Ten tekst nie ma na celu analizowania przypadku, wskazywania sprawców bezpośrednich czy tych, którzy mogli się przyczynić do cierpień chłopca.

Chcemy skomentować wypowiedź ministra edukacji, pana Czarnka, który już wie, z czego wynika to zło. To zło, które kierowało (i nadal kieruje, bo przypadek Kamila jest w tej chwili najgłośniejszy, ale ani odosobniony, ani ostatni) ludźmi znęcającymi się nad dziećmi. Zło, które sprawia, że otoczenie nie reaguje, a systemowe rozwiązania czasami zawodzą.
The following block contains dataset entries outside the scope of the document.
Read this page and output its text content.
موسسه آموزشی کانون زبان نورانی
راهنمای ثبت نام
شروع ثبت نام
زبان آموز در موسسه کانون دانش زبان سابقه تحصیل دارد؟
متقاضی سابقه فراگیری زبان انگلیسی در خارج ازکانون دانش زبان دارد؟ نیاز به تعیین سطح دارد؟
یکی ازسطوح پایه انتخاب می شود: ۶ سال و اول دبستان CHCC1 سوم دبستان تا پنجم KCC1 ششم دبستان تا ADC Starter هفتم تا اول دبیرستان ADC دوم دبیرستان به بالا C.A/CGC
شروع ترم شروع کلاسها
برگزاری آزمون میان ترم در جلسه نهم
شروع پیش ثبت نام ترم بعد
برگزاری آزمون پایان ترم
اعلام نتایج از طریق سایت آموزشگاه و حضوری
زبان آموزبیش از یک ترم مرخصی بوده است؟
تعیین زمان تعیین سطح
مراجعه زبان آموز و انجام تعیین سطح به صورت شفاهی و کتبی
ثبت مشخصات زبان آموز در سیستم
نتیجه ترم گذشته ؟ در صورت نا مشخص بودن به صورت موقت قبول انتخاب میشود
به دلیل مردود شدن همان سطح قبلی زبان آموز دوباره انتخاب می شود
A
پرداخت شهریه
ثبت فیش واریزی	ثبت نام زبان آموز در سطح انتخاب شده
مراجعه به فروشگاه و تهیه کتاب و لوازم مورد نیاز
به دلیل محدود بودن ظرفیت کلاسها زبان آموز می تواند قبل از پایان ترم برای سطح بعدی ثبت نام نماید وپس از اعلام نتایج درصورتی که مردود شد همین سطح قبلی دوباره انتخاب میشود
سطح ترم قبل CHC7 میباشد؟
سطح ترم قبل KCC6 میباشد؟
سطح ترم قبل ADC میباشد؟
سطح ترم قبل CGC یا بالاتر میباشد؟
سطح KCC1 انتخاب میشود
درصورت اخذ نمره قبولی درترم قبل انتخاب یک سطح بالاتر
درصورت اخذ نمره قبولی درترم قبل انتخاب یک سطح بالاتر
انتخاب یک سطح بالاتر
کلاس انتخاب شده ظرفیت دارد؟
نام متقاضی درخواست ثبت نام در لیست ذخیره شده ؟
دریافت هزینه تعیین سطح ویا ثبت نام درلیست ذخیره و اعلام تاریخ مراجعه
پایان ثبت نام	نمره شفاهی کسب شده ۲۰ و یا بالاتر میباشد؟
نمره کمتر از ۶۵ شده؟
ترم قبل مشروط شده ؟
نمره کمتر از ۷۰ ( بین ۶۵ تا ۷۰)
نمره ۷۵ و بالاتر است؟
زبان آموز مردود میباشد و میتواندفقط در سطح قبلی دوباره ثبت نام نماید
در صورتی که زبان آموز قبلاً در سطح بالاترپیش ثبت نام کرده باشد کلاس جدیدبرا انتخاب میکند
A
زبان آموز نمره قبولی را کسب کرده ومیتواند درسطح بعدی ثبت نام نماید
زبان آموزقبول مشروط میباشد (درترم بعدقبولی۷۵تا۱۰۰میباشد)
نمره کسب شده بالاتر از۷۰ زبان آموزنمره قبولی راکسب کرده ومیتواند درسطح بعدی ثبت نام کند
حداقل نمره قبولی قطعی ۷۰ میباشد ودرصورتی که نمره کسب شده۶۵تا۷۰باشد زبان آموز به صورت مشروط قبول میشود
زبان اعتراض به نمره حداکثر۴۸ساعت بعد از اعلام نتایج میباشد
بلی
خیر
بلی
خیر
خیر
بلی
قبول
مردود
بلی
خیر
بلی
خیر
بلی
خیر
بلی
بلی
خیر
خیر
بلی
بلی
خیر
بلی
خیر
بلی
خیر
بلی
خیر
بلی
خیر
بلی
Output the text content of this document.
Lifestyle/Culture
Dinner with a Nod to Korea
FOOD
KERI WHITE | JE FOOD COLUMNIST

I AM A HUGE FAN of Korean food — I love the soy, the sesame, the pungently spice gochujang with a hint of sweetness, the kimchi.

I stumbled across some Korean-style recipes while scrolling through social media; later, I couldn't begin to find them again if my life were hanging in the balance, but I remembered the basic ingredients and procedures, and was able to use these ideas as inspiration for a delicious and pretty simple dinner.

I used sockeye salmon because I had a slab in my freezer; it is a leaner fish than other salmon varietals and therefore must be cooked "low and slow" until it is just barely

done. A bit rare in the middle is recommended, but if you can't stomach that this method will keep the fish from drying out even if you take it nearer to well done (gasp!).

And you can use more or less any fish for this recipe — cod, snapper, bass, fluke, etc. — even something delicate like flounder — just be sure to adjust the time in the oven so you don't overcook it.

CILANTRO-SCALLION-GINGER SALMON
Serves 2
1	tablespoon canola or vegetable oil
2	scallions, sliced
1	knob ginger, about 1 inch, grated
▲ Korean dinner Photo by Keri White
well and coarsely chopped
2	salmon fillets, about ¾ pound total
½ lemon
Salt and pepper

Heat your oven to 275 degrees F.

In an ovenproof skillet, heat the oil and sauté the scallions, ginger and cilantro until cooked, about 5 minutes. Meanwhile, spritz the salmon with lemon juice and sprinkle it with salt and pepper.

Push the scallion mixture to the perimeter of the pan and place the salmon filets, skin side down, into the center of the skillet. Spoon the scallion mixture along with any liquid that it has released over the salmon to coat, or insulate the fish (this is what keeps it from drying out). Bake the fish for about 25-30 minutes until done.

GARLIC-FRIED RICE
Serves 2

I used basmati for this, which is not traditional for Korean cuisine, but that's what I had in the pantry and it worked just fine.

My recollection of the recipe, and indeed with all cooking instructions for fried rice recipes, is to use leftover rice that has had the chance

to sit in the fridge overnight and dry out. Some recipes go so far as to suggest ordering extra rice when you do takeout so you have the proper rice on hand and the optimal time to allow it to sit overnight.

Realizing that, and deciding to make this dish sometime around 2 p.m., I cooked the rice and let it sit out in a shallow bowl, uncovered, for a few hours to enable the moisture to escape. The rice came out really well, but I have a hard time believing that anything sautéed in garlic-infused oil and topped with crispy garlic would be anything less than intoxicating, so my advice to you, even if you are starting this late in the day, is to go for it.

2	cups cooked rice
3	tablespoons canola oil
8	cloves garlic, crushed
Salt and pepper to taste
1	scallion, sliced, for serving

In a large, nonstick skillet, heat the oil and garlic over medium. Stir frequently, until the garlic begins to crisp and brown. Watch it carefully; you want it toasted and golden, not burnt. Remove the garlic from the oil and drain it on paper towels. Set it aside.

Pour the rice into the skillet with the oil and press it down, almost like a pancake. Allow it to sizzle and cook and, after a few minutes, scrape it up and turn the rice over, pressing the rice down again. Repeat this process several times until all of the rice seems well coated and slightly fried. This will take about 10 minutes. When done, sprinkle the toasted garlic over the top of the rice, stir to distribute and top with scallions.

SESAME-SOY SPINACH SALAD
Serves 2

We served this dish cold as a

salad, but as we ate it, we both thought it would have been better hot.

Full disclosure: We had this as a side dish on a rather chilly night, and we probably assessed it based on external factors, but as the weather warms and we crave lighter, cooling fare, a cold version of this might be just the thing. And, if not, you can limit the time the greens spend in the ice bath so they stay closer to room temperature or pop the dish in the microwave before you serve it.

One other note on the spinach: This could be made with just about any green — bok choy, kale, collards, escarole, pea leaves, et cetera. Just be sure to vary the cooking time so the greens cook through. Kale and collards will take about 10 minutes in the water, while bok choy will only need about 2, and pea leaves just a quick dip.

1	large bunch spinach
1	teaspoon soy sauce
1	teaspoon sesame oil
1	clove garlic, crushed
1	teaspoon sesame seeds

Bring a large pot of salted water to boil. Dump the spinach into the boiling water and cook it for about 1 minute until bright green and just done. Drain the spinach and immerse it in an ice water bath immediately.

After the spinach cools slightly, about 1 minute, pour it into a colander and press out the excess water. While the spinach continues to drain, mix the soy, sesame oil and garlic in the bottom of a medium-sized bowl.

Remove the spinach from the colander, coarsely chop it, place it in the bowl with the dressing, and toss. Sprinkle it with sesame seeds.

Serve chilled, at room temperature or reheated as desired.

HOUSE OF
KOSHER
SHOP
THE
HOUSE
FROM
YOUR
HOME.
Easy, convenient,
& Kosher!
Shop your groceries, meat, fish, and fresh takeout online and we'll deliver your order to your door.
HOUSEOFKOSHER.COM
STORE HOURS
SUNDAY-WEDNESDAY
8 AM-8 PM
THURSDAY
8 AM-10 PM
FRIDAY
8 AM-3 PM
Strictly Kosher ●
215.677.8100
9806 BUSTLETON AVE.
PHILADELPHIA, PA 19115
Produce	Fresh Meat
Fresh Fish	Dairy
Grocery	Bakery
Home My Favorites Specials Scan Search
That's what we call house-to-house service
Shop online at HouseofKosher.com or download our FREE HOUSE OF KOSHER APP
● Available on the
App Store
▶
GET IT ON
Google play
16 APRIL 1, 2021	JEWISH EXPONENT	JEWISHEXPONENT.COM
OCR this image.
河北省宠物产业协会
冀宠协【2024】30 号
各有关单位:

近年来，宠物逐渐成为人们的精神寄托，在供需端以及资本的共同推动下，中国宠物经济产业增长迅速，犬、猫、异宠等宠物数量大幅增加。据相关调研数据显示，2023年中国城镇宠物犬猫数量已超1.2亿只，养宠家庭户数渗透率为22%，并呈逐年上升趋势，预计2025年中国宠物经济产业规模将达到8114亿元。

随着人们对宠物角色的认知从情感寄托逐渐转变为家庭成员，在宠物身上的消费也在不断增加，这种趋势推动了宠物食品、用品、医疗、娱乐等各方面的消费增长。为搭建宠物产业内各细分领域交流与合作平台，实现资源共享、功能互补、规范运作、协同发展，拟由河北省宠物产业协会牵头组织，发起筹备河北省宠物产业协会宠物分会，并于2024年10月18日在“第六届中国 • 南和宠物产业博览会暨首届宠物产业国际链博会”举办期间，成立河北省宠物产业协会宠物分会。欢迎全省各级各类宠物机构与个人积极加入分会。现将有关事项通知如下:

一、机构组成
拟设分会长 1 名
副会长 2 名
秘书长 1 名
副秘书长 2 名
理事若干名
Jak zatrzymać falę zła? Pan Czarnek zna rozwiązanie:

„trzeba zadbać o to, by wrócić do wartości rodziny, nie walczyć z rodziną, naprawiać rodzinę, odeprzeć atak na rodzinę. Bo pierwszym czynnikiem jest patologia rodziny – wylicza minister Czarnek. – Dlaczego trwa atak na rodzinę? Dlaczego trwa atak na wartości chrześcijańskie? Dlaczego trwa atak na wartości, które rządzą społeczeństwem od wieków? Dlaczego jest zohydzanie religii?”

Usłyszeli te słowa odbiorcy Radia Zet we wtorkowej porannej rozmowie.

Ta wypowiedź świetnie się wpisuje w kampanię wyborczą, którą ministerstwo już rozpoczęło, rękami inicjatorów „ustawy zapobiegającej seksualizacji dzieci w szkołach”. Przypomnijmy: Ordo Iuris od kilku lat prowadzi akcję „Chrońmy dzieci”. Obecnie promuje projekt „obywatelski” pod tą samą nazwą. Autorzy usiłują nas okłamać, zrównując edukację seksualną z „seksualizacją” (czyli takim działaniem, wskutek którego człowiek postrzega i wartościuje siebie przez pryzmat atrakcyjności seksualnej). Tymczasem o wartości edukacji seksualnej w szkołach pozytywnie wypowiadał się Rzecznik Praw Obywatelskich.

Akcję intensywnie wspierają media „narodowe”, zapewne więc organizatorzy zbiorą wystarczającą liczbę podpisów, by projekt wprowadzić do Sejmu, błyskawicznie procedować (klepnięte!), przemielić przez Senat, który zapewne projekt odrzuci, by w kolejnym sejmowym głosowaniu klepnąć powtórnie. Czy tym razem Prezydent odrzuci, czy też podpisze? Ponieważ w projekcie nie ma słowa o kontroli kuratora, upada najważniejszy argument, którym się posłużył, by odrzucić obie wersje tzw. „Lex Czarnek”.


Kamilu. Twoja śmierć jest tragedią. Nie wolno do niej dopisywać propagandy wyborczej.

Niestety, stało się tak, że wszystko dokoła nas jest mięsem w wyborczej maszynce.